The important thing to highlight here is that there’s no one size fits all when it comes to elder abuse. There’s no checklist or blood-test diagnosis, as it encompasses a range of situations or settings that leave an elderly individual harmed, neglected or taken advantage of in some form.

Who’s at risk?

Just like other forms of abuse, elder abuse doesn’t have a necessary reason or rhythm to who’s at risk. It can happen to anyone, in any setting, and comes primarily from the place of an elderly individual being mistreated due to the increased vulnerability that old age can bring.

Statistics show that elderly individuals with conditions and circumstances that give them added vulnerabilities are typically the ones who are at greatest risk. Those living alone and in isolation might be more easily targeted, and health conditions that make physical self-care more difficult place individuals at greater risk. Those suffering with conditions affecting memory (such as dementia) and mental health issues are often targets for psychological abuse or having financial and material circumstances exploited and maltreated. Those who might struggle to, or not be able to, communicate what’s happening or how they’re feeling can find it hard (or near impossible) to reach out for help.

How do we spot it?

Whether it’s for ourselves, our loved ones, or those around us, picking up when elder abuse is occurring is absolutely key. That’s not always easily done, however, so here’s some tips.
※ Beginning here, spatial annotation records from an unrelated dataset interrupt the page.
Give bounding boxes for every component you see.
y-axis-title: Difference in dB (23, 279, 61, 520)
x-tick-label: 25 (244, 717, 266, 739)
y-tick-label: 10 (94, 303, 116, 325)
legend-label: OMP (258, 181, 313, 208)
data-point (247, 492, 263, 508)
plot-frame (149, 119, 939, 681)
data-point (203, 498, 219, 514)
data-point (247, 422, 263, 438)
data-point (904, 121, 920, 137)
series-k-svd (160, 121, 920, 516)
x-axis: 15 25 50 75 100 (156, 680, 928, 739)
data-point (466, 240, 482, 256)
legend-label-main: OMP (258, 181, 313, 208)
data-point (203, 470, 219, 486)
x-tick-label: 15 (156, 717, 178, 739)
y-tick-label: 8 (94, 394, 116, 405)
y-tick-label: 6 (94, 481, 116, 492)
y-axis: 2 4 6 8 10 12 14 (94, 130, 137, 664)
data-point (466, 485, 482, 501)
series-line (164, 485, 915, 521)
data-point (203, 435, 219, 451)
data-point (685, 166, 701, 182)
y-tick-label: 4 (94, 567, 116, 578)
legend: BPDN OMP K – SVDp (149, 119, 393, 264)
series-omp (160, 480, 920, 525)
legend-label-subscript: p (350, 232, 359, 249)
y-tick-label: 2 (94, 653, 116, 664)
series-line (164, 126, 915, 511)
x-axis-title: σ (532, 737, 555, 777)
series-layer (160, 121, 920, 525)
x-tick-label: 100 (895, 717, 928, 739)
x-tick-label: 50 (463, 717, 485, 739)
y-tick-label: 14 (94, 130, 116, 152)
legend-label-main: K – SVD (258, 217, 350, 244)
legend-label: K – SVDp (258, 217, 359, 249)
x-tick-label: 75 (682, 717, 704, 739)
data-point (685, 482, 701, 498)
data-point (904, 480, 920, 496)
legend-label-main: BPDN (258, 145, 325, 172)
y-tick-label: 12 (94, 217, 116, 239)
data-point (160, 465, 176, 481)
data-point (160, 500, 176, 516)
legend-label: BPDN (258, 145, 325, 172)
Keeping alert to not just how someone is being treated by those around them, but how an elderly loved one or contact is behaving and feeling are vital. Significant changes in someone’s mood, their anxiety and fear levels or how they’re acting can be signs that something’s not right. Occurrences such as unexplained or repeated injuries and marks can signal physical harm is happening. And any concern about hygiene conditions, clothing, nutrition or unexplained weight loss might alert someone that an elderly individual who needs help with those things is being neglected.

Picking up exploitation and misuse of finances, health fraud or assets can be tricky. But sudden and significant changes in plans, wills, finances, prescriptions or medical claims might be a sign that an individual is acting harmfully behind the scenes.

Statistics show that caregivers who are burnt out, overwhelmed, struggling with their own mental health and/or are caring for someone with high needs are more likely to abuse (consciously or not) an elderly individual. This, of course, does not excuse the behaviour – but it’s an important flag to be aware of.

Asking is always the first step. Even if it’s only an odd feeling or hunch, asking your loved one – and even yourself – if something is going on or isn’t right is what we all need to be doing much more. Asking your parent, friend or client regularly how they’re doing, if they feel safe and how they feel their needs are being met is always, always a good idea. When in doubt, the message here is to just reach out.

What’s the best course of action?

Supporting our elderly loved ones and contacts is always step number one, and ensuring someone is safe and out of immediate danger is vital. If in any doubt as to someone’s immediate risk and safety, contact emergency services without delay.

Whether it’s an elderly person themselves who’s concerned, or a family member/friend, general advice is to avoid overt confrontation with an abuser, as this can (in some cases) risk making things worse. Report any concerns and observations to management if things are occurring in care, and – regardless of where and when – opening up to other family members, friends or supports is vital.

Supporting carers and family members who might be burnt out and struggling is important, so check in regularly and see how you can help. The safety and wellbeing of the elderly individual is always top of the priorities here, however, so that consideration must come first.

Further advice and information can be found through places such as ElderHelp on 1800 353 374. Phoning them (from any state in Australia) can also connect an elderly person or their family with the appropriate advice and referral agency for elder abuse in their state.

When in doubt, reach out. With awareness and action, assistance to keep older people safe and well cared for is always within reach.

Have you encountered any instances of elder abuse? If so, how was it identified and handled?